Yani işler anlayacağınız kadarıyla ne kadar kötü olabilirse o kadar kötü.

Ha duygularım mı?
Onlar çoktan halı altına süpürüldü.
Kimsenin umurunda değil.

Sanırım artık bende umursamıyorum ve bu duruma nasıl geldim inanın bilmiyorum.
Geçen gece babamın sınıfta sonuncu olduğumu öğrenmesinden sonra baya büyük olaylar yaşandı.
Hatta konu bir ara beni açığa aldırıp sınav hazırlığına evde özel öğretmenle devam etmem gerektiğini bile söyledi ve nasıl vazgeçirdim inanın bilmiyorum.

Aslında tam olarak vazgeçirmiş değilim sadece deneme sürecindeyim.

Çok dikkatli olmalıyım yoksa kafayı yiyeceğim kesin.

Öğretmen tahtaya bir formül yazıp çözüm adımlarını tek tek açıklarken ben düşüncelerimden bir havuzun içerisinde kulaç atmakla meşguldüm.
Gerçekten boğulmamak için çırpınıyordum.
Aklım o kadar dağınıktı ki aslına bakarsanız şu an babamın dediklerine uymaktan başka bir çare de göremiyordum.
Sonuçta haklıydı sınava bir kaç ay kala çok kötü bir gerileme yaşamıştım.

Sakin kalmaya çalışarak dersin sonuna kadar notlarımı tuttum. Şimdiden 15 dakikalık tenefüste 30 soru çözme hedefim için kendimi hazırlıyordum.
Hız demek başarı demekti ne de olsa.

Zil çalar çalmaz Efsun ayaklandı.

"Kanka hadi koş kantine gidelim. Vallahi karnım zil çalıyor."
"Sen git. Ben tokum."
"Olsun sen yine de gel."
"Gelemem Efsun"
Efsun elini koluma atınca hızlıca geri çektim. Yaptığım hareket karşısında şok oldu. Ama yapmak zorundaydım.
"Ders çalışıyorum."

Daha fazlasını söylemedim. Ne söyleyebilirdim ki?
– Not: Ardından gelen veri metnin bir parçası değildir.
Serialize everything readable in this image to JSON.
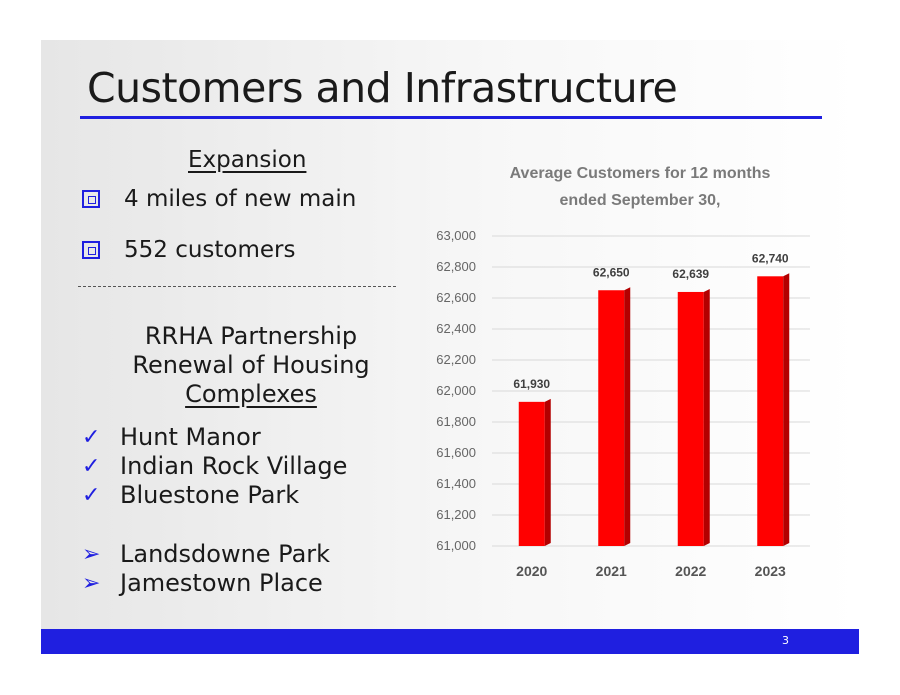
{
  "slide": {
    "title": "Customers and Infrastructure",
    "page_number": "3"
  },
  "expansion": {
    "heading": "Expansion",
    "items": [
      "4 miles of new main",
      "552 customers"
    ]
  },
  "rrha": {
    "line1": "RRHA Partnership",
    "line2": "Renewal of Housing",
    "line3": "Complexes",
    "completed": [
      "Hunt Manor",
      "Indian Rock Village",
      "Bluestone Park"
    ],
    "upcoming": [
      "Landsdowne Park",
      "Jamestown Place"
    ]
  },
  "colors": {
    "accent": "#1f1fe0",
    "bar": "#ff0000",
    "bar_side": "#b30000"
  },
  "chart_data": {
    "type": "bar",
    "title": "Average Customers for 12 months ended September 30,",
    "title_line1": "Average Customers for 12 months",
    "title_line2": "ended September 30,",
    "categories": [
      "2020",
      "2021",
      "2022",
      "2023"
    ],
    "values": [
      61930,
      62650,
      62639,
      62740
    ],
    "value_labels": [
      "61,930",
      "62,650",
      "62,639",
      "62,740"
    ],
    "ylim": [
      61000,
      63000
    ],
    "yticks": [
      "61,000",
      "61,200",
      "61,400",
      "61,600",
      "61,800",
      "62,000",
      "62,200",
      "62,400",
      "62,600",
      "62,800",
      "63,000"
    ],
    "grid": true,
    "legend": "none"
  }
}
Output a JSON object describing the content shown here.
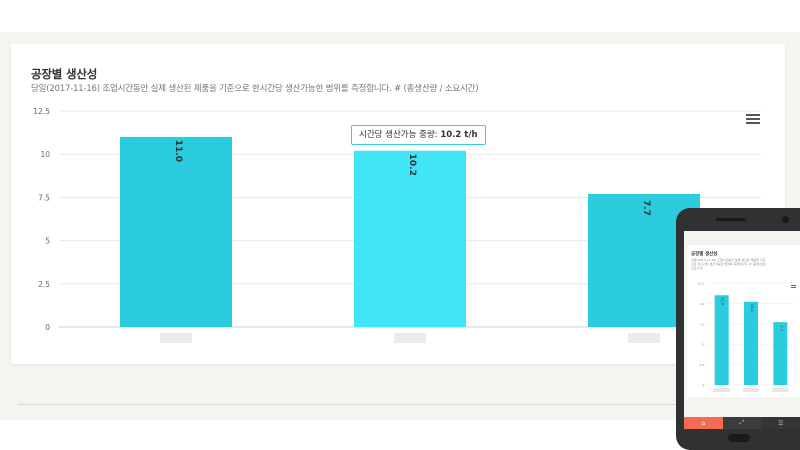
{
  "card": {
    "title": "공장별 생산성",
    "subtitle": "당일(2017-11-16) 조업시간동안 실제 생산된 제품을 기준으로 한시간당 생산가능한 범위를 측정합니다. # (총생산량 / 소요시간)"
  },
  "tooltip": {
    "label": "시간당 생산가능 중량:",
    "value": "10.2 t/h"
  },
  "menu_icon": "hamburger-icon",
  "colors": {
    "bar": "#2accde",
    "bar_highlight": "#41e6f6",
    "tooltip_border": "#38c9e6",
    "nav_active": "#f46b52"
  },
  "chart_data": {
    "type": "bar",
    "categories": [
      "",
      "",
      ""
    ],
    "values": [
      11.0,
      10.2,
      7.7
    ],
    "highlighted_index": 1,
    "yticks": [
      0,
      2.5,
      5,
      7.5,
      10,
      12.5
    ],
    "ylim": [
      0,
      12.5
    ],
    "grid": true,
    "data_labels": true,
    "title": "",
    "xlabel": "",
    "ylabel": ""
  },
  "phone": {
    "title": "공장별 생산성",
    "subtitle": "당일(2017-11-16) 조업시간동안 실제 생산된 제품을 기준으로 한시간당 생산가능한 범위를 측정합니다. # (총생산량 / 소요시간)",
    "nav": [
      {
        "icon": "home-icon",
        "glyph": "⌂"
      },
      {
        "icon": "chart-icon",
        "glyph": "⤢"
      },
      {
        "icon": "list-icon",
        "glyph": "☰"
      }
    ]
  }
}
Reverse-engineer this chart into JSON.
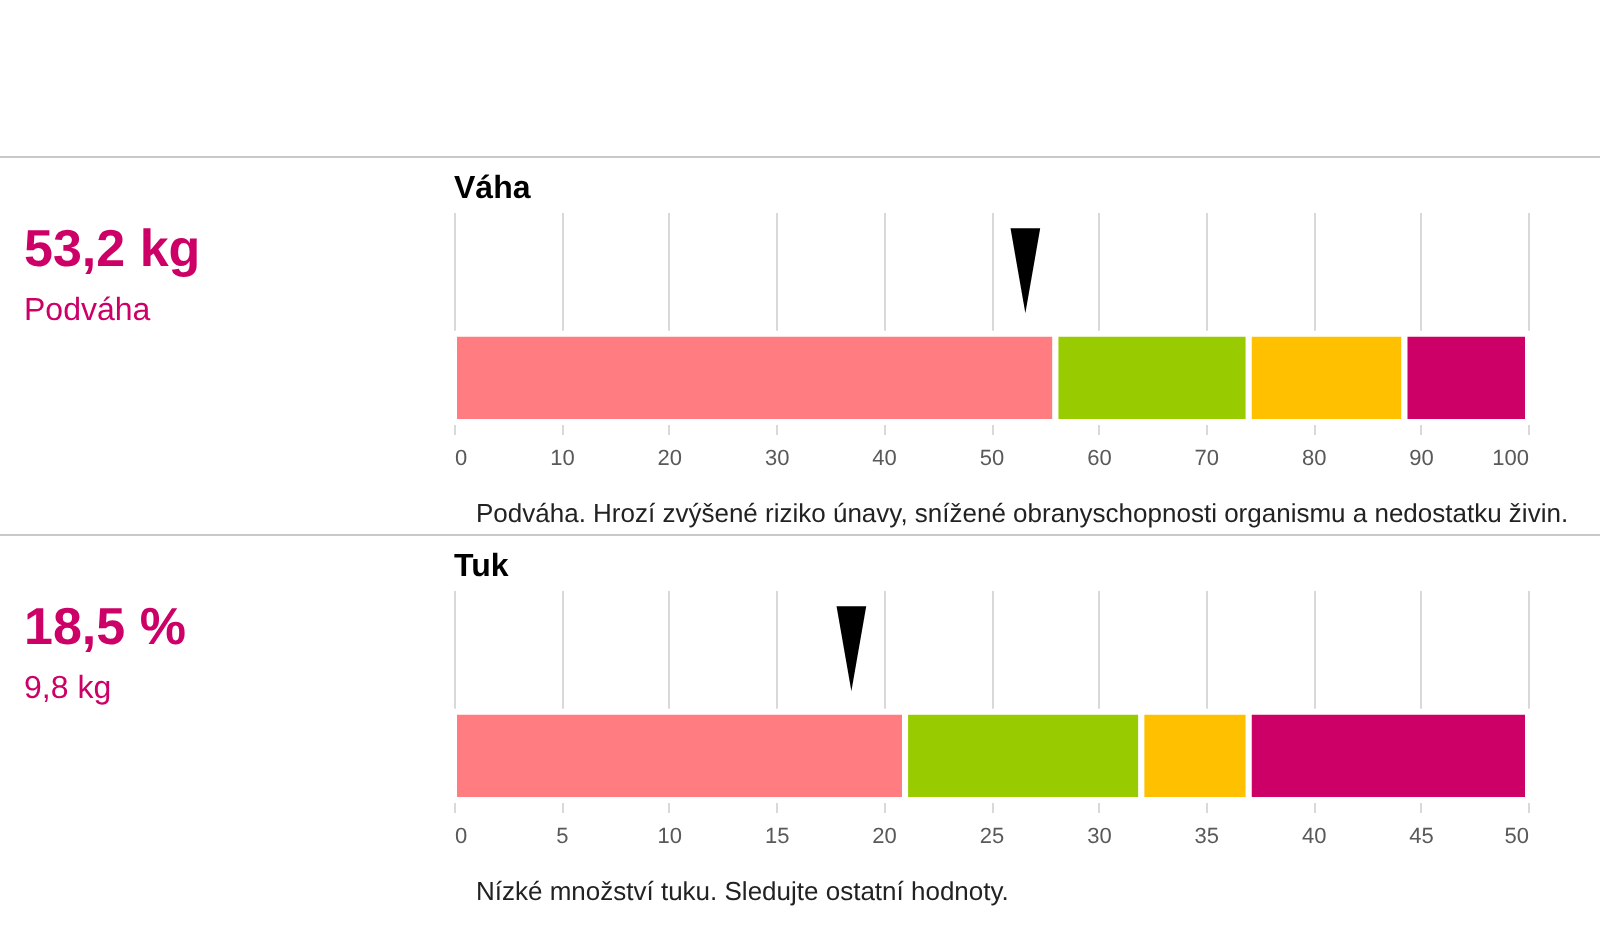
{
  "chart_data": [
    {
      "type": "bar",
      "orientation": "horizontal",
      "stacked": true,
      "categories": [
        null
      ],
      "title": "Váha",
      "annotations": [
        "53,2 kg",
        "Podváha",
        "Podváha. Hrozí zvýšené riziko únavy, snížené obranyschopnosti organismu a nedostatku živin."
      ],
      "marker": "triangle",
      "grid": "x",
      "xlim": [
        0,
        100
      ],
      "xticks": [
        0,
        10,
        20,
        30,
        40,
        50,
        60,
        70,
        80,
        90,
        100
      ],
      "series": [
        {
          "color": "#ff7c80",
          "values": [
            56
          ]
        },
        {
          "color": "#99cc00",
          "values": [
            18
          ]
        },
        {
          "color": "#ffc000",
          "values": [
            14.5
          ]
        },
        {
          "color": "#cc0066",
          "values": [
            11.5
          ]
        },
        {
          "type": "scatter",
          "color": "#000000",
          "values": [
            53.2
          ]
        }
      ]
    },
    {
      "type": "bar",
      "orientation": "horizontal",
      "stacked": true,
      "categories": [
        null
      ],
      "title": "Tuk",
      "annotations": [
        "18,5 %",
        "9,8 kg",
        "Nízké množství tuku. Sledujte ostatní hodnoty."
      ],
      "marker": "triangle",
      "grid": "x",
      "xlim": [
        0,
        50
      ],
      "xticks": [
        0,
        5,
        10,
        15,
        20,
        25,
        30,
        35,
        40,
        45,
        50
      ],
      "series": [
        {
          "color": "#ff7c80",
          "values": [
            21
          ]
        },
        {
          "color": "#99cc00",
          "values": [
            11
          ]
        },
        {
          "color": "#ffc000",
          "values": [
            5
          ]
        },
        {
          "color": "#cc0066",
          "values": [
            13
          ]
        },
        {
          "type": "scatter",
          "color": "#000000",
          "values": [
            18.5
          ]
        }
      ]
    }
  ]
}
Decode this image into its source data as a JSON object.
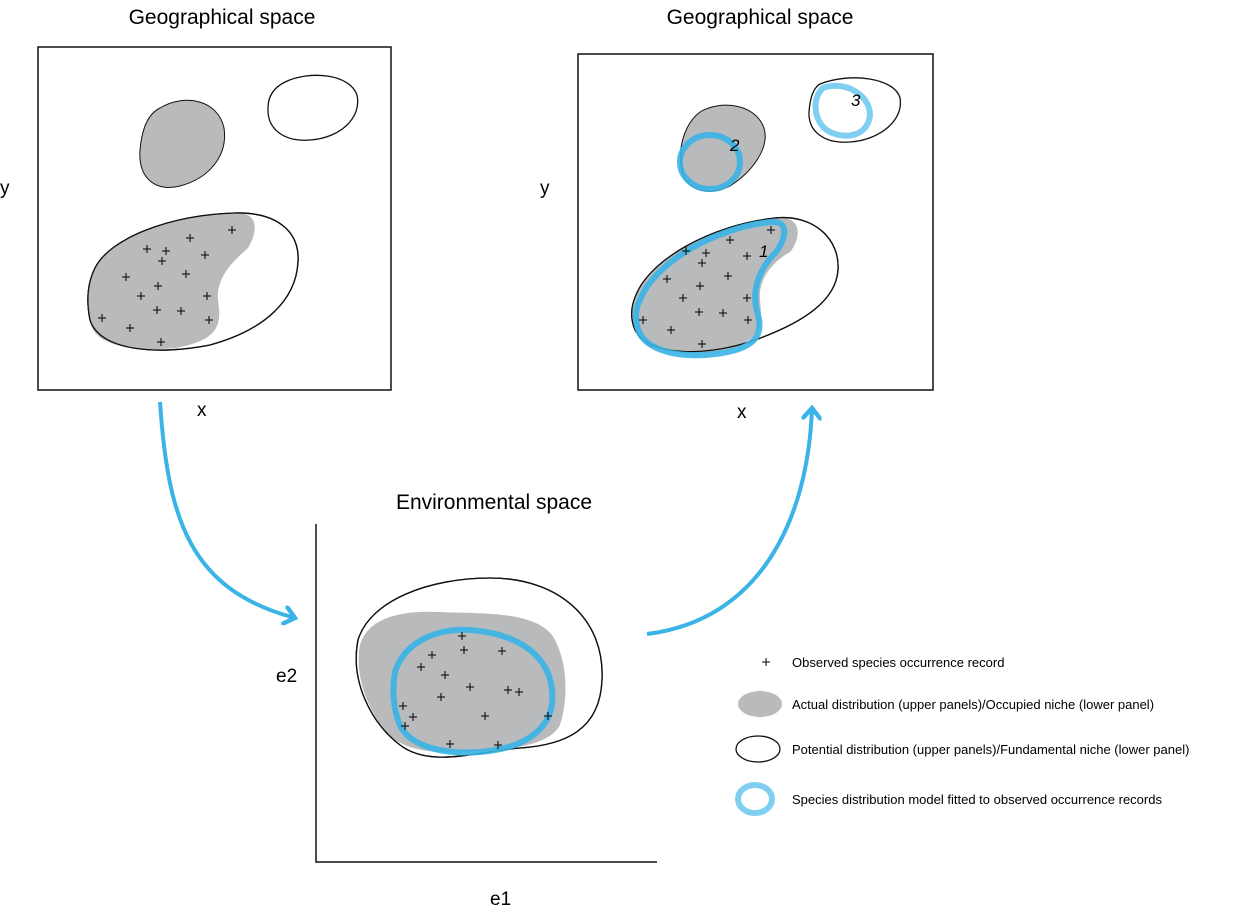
{
  "panels": {
    "geo_left": {
      "title": "Geographical space",
      "xlabel": "x",
      "ylabel": "y"
    },
    "geo_right": {
      "title": "Geographical space",
      "xlabel": "x",
      "ylabel": "y",
      "labels": [
        "1",
        "2",
        "3"
      ]
    },
    "env": {
      "title": "Environmental space",
      "xlabel": "e1",
      "ylabel": "e2"
    }
  },
  "legend": {
    "items": [
      {
        "icon": "plus-icon",
        "label": "Observed species occurrence record"
      },
      {
        "icon": "gray-blob-icon",
        "label": "Actual distribution (upper panels)/Occupied niche (lower panel)"
      },
      {
        "icon": "outline-blob-icon",
        "label": "Potential distribution (upper panels)/Fundamental niche (lower panel)"
      },
      {
        "icon": "blue-ring-icon",
        "label": "Species distribution model fitted to observed occurrence records"
      }
    ]
  },
  "colors": {
    "gray": "#b9babc",
    "blue": "#3ab4e6",
    "blue_light": "#7fd0f0",
    "stroke": "#111111"
  }
}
Efsun sadece başını salladı ve yanımdan ayrıldı.
Ben test kitabını açıp bolca yanlış yaptığım bir konuyu seçip dikkatlice testi çözmeye başladım.

Tamam tamam yalan!
Dikkatim testeymiş gibi duruyordu ama kapının yanında dikilen Efsun, Vedat ve Ceyhuna çaktırmadan bakıyordum.

Sakince konuşuyorlardı ama onlarda göz ucuyla bana bakıyordu.

'Aldırma Zehra! Sen işine bak! Bu senin son şansın!'

İçimden kendi kendime mırıldanıyordum. Gerçekten de bu benim son şansım mıydı? Eğer bu seferde tökezlersem düşer miydim? Ya sınavı başaramazsam o zaman halim ne olurdu? İnsanlar bana ne gözle bakardı? Ben başarısız ve yetersiz birisi mi olurdum?

Gerçekten de bu sınav benim kim olduğuma karar mı veriyordu?

Sanırım benim düşüncelerimin pek bir önemi yoktu çünkü ailem ve yakın çevrem tam da bu şekilde düşünüyordu.

Mutlu olmak değildi önemli olan, başarılı olmak önemliydi.

Peki ama başarı neydi?
Sanırım cevabını bilmediğim bir soru daha gelmişti önüme.

Ben düşüncelerimle birlikte önümde duran soruyu çözmeye çalışırken kapının önünün boşaldığını fark ettim.

İşte bu kadardı, yalnızdım.
Yine, yeni, yeniden!

Tekrar ders zili çalarken sadece 10 soru çözebildiğimi fark ettim. Ayrıca üç tane de yanlışım vardı. Kim bilir testin hepsini bitirsem ne olacaktı.